Provo rimorso per le mie azioni. E ho cercato di imparare dai miei errori. E di scapparne. Ora sono consapevole dell’entità dell’impatto delle mie azioni. Ho scoperto ieri quanto io abbia fatto sì che queste donne che mi ammiravano si sentissero male riguardo se stesse e diffidenti nei confronti di uomini che non le avrebbero mai messe in situazioni simili. Ho anche approfittato del fatto che ero ampiamente ammirato nella mia e nella loro comunità, cosa che impediva loro di condividere la loro storia, e rendeva loro il tutto ancora più difficile perché le persone che mi apprezzavano non volevano ascoltarle. Non pensavo di essere la causa di tutto questo perché la mia posizione mi permetteva di non pensarci.
Non c’è niente di cui io riesca a perdonarmi. E devo riconciliarmi con chi sono – cosa che comunque è niente rispetto a quello che ho fatto passare loro. Vorrei aver risposto alla loro ammirazione essendo un buon esempio di uomo e aver dato loro indicazioni come comico, anche perché ammiravo il loro lavoro.
Il più grande rimorso con cui vivere è che si ha ferito qualcuno. E riesco a malapena a comprendere la portata di quello che ho causato loro. Sarei negligente se non parlassi del dolore che ho causato alle persone con cui lavoro e ho lavorato, le cui vite professionali e personali sono state toccate da tutto questo, inclusi i miei progetti attuali: il cast e la troupe di “Better Things”, “Baskets”, “The Cops”, “One Mississippi” e “I Love You Daddy”. Mi pento amaramente del fatto che tutto questo abbia messo in cattiva luce il mio manager Dave Becky che ha solo cercato di fare da mediatore nella situazione che ho causato io. Ho portato angoscia e difficoltà alle persone di FX che mi hanno dato così tanto, e a The Orchard, che ha dato una possibilità al mio film, e tutte le altre entità che hanno scommesso su di me negli anni. Ho causato dolore alla mia famiglia, ai miei amici, ai miei figli e alla loro madre.

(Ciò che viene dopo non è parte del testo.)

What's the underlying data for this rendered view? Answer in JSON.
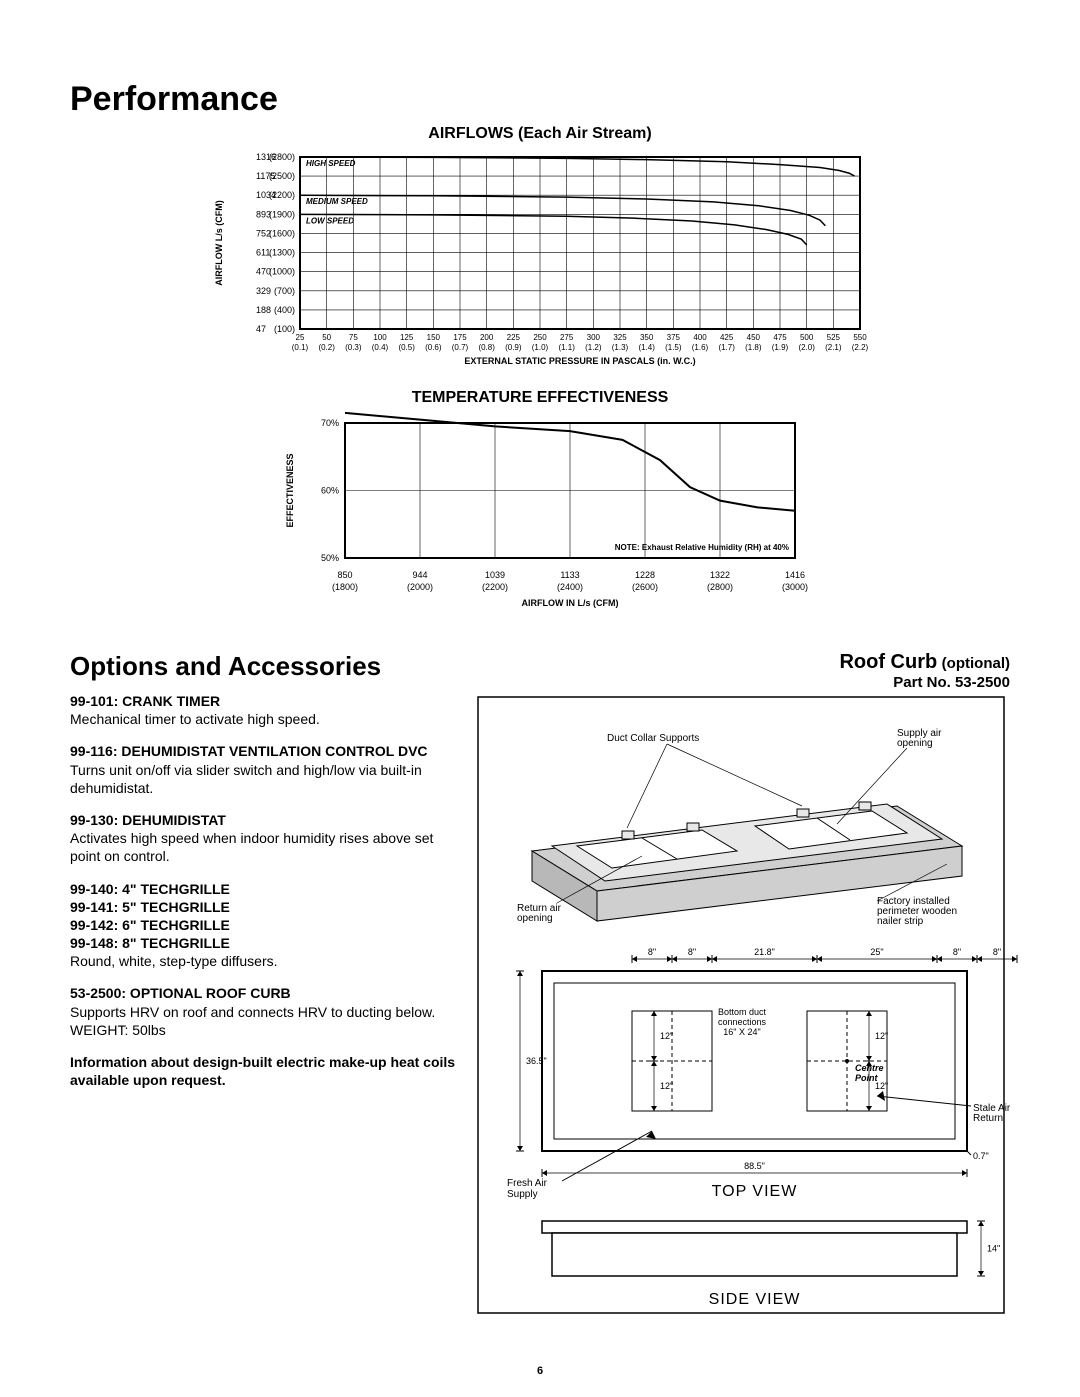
{
  "page": {
    "title": "Performance",
    "number": "6"
  },
  "airflow_chart": {
    "title": "AIRFLOWS (Each Air Stream)",
    "type": "line",
    "y_label": "AIRFLOW L/s (CFM)",
    "x_label": "EXTERNAL STATIC PRESSURE IN PASCALS (in. W.C.)",
    "y_ticks": [
      {
        "ls": "1316",
        "cfm": "(2800)"
      },
      {
        "ls": "1175",
        "cfm": "(2500)"
      },
      {
        "ls": "1034",
        "cfm": "(2200)"
      },
      {
        "ls": "893",
        "cfm": "(1900)"
      },
      {
        "ls": "752",
        "cfm": "(1600)"
      },
      {
        "ls": "611",
        "cfm": "(1300)"
      },
      {
        "ls": "470",
        "cfm": "(1000)"
      },
      {
        "ls": "329",
        "cfm": "(700)"
      },
      {
        "ls": "188",
        "cfm": "(400)"
      },
      {
        "ls": "47",
        "cfm": "(100)"
      }
    ],
    "x_ticks_top": [
      "25",
      "50",
      "75",
      "100",
      "125",
      "150",
      "175",
      "200",
      "225",
      "250",
      "275",
      "300",
      "325",
      "350",
      "375",
      "400",
      "425",
      "450",
      "475",
      "500",
      "525",
      "550"
    ],
    "x_ticks_bot": [
      "(0.1)",
      "(0.2)",
      "(0.3)",
      "(0.4)",
      "(0.5)",
      "(0.6)",
      "(0.7)",
      "(0.8)",
      "(0.9)",
      "(1.0)",
      "(1.1)",
      "(1.2)",
      "(1.3)",
      "(1.4)",
      "(1.5)",
      "(1.6)",
      "(1.7)",
      "(1.8)",
      "(1.9)",
      "(2.0)",
      "(2.1)",
      "(2.2)"
    ],
    "series": [
      {
        "name": "HIGH SPEED",
        "stroke": "#000000",
        "width": 1.5,
        "points": [
          [
            0,
            0
          ],
          [
            5,
            0.02
          ],
          [
            10,
            0.07
          ],
          [
            13,
            0.14
          ],
          [
            16,
            0.25
          ],
          [
            18,
            0.4
          ],
          [
            19.5,
            0.55
          ],
          [
            20.2,
            0.7
          ],
          [
            20.6,
            0.85
          ],
          [
            20.8,
            1.0
          ]
        ]
      },
      {
        "name": "MEDIUM SPEED",
        "stroke": "#000000",
        "width": 1.5,
        "points": [
          [
            0,
            2
          ],
          [
            5,
            2.03
          ],
          [
            10,
            2.1
          ],
          [
            13,
            2.2
          ],
          [
            15.5,
            2.35
          ],
          [
            17.2,
            2.55
          ],
          [
            18.4,
            2.8
          ],
          [
            19.1,
            3.05
          ],
          [
            19.5,
            3.3
          ],
          [
            19.7,
            3.6
          ]
        ]
      },
      {
        "name": "LOW SPEED",
        "stroke": "#000000",
        "width": 1.5,
        "points": [
          [
            0,
            3
          ],
          [
            5,
            3.03
          ],
          [
            10,
            3.1
          ],
          [
            12.5,
            3.2
          ],
          [
            14.7,
            3.35
          ],
          [
            16.3,
            3.55
          ],
          [
            17.5,
            3.8
          ],
          [
            18.3,
            4.05
          ],
          [
            18.8,
            4.3
          ],
          [
            19.0,
            4.6
          ]
        ]
      }
    ],
    "series_labels": [
      {
        "text": "HIGH SPEED",
        "row": 0
      },
      {
        "text": "MEDIUM SPEED",
        "row": 2
      },
      {
        "text": "LOW SPEED",
        "row": 3
      }
    ],
    "grid_color": "#000000",
    "background_color": "#ffffff",
    "plot_border_width": 2,
    "y_count": 10,
    "x_count": 22
  },
  "temp_chart": {
    "title": "TEMPERATURE EFFECTIVENESS",
    "type": "line",
    "y_label": "EFFECTIVENESS",
    "x_label": "AIRFLOW IN L/s (CFM)",
    "y_ticks": [
      "70%",
      "60%",
      "50%"
    ],
    "x_ticks_top": [
      "850",
      "944",
      "1039",
      "1133",
      "1228",
      "1322",
      "1416"
    ],
    "x_ticks_bot": [
      "(1800)",
      "(2000)",
      "(2200)",
      "(2400)",
      "(2600)",
      "(2800)",
      "(3000)"
    ],
    "note": "NOTE: Exhaust Relative Humidity (RH) at 40%",
    "series": [
      {
        "name": "eff",
        "stroke": "#000000",
        "width": 2,
        "points": [
          [
            0,
            -0.15
          ],
          [
            1,
            -0.05
          ],
          [
            2,
            0.05
          ],
          [
            3,
            0.12
          ],
          [
            3.7,
            0.25
          ],
          [
            4.2,
            0.55
          ],
          [
            4.6,
            0.95
          ],
          [
            5.0,
            1.15
          ],
          [
            5.5,
            1.25
          ],
          [
            6.0,
            1.3
          ]
        ]
      }
    ],
    "grid_color": "#000000",
    "background_color": "#ffffff",
    "plot_border_width": 2,
    "y_count": 3,
    "x_count": 7
  },
  "options": {
    "heading": "Options and Accessories",
    "items": [
      {
        "label": "99-101: CRANK TIMER",
        "desc": "Mechanical timer to activate high speed."
      },
      {
        "label": "99-116: DEHUMIDISTAT VENTILATION CONTROL DVC",
        "desc": "Turns unit on/off via slider switch and high/low via built-in dehumidistat."
      },
      {
        "label": "99-130: DEHUMIDISTAT",
        "desc": "Activates high speed when indoor humidity rises above set point on control."
      },
      {
        "label": "99-140: 4\" TECHGRILLE\n99-141: 5\" TECHGRILLE\n99-142: 6\" TECHGRILLE\n99-148: 8\" TECHGRILLE",
        "desc": "Round, white, step-type diffusers."
      },
      {
        "label": "53-2500: OPTIONAL ROOF CURB",
        "desc": "Supports HRV on roof and connects HRV to ducting below.\nWEIGHT: 50lbs"
      }
    ],
    "footer": "Information about design-built electric make-up heat coils available upon request."
  },
  "roof_curb": {
    "heading": "Roof Curb",
    "optional": "(optional)",
    "part": "Part No. 53-2500",
    "labels": {
      "duct_collar": "Duct Collar Supports",
      "supply_air": "Supply air opening",
      "return_air": "Return air opening",
      "factory": "Factory installed perimeter wooden nailer strip",
      "bottom_duct": "Bottom duct connections 16\" X 24\"",
      "centre_point": "Centre Point",
      "fresh_air": "Fresh Air Supply",
      "stale_air": "Stale Air Return",
      "top_view": "TOP VIEW",
      "side_view": "SIDE VIEW"
    },
    "dims": {
      "d8a": "8\"",
      "d8b": "8\"",
      "d218": "21.8\"",
      "d25": "25\"",
      "d8c": "8\"",
      "d8d": "8\"",
      "d365": "36.5\"",
      "d12a": "12\"",
      "d12b": "12\"",
      "d12c": "12\"",
      "d12d": "12\"",
      "d885": "88.5\"",
      "d07": "0.7\"",
      "d14": "14\""
    },
    "colors": {
      "stroke": "#000000",
      "fill_light": "#e8e8e8",
      "fill_mid": "#cfcfcf",
      "fill_dark": "#b8b8b8"
    }
  }
}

Per una volta delle vere scuse almeno. Niente giustificazioni, niente dichiarazioni nonsense. Spero che anche per le vittime sia un minimo di conforto, ma mi sembra un passo avanti nell’individuare i problemi degli abusi sul lavoro dandogli il loro vero nome.
Veramente nell’articolo si legge: “*Puntualizziamo comunque che, formalmente, non ha chiesto scusa a nessuno.”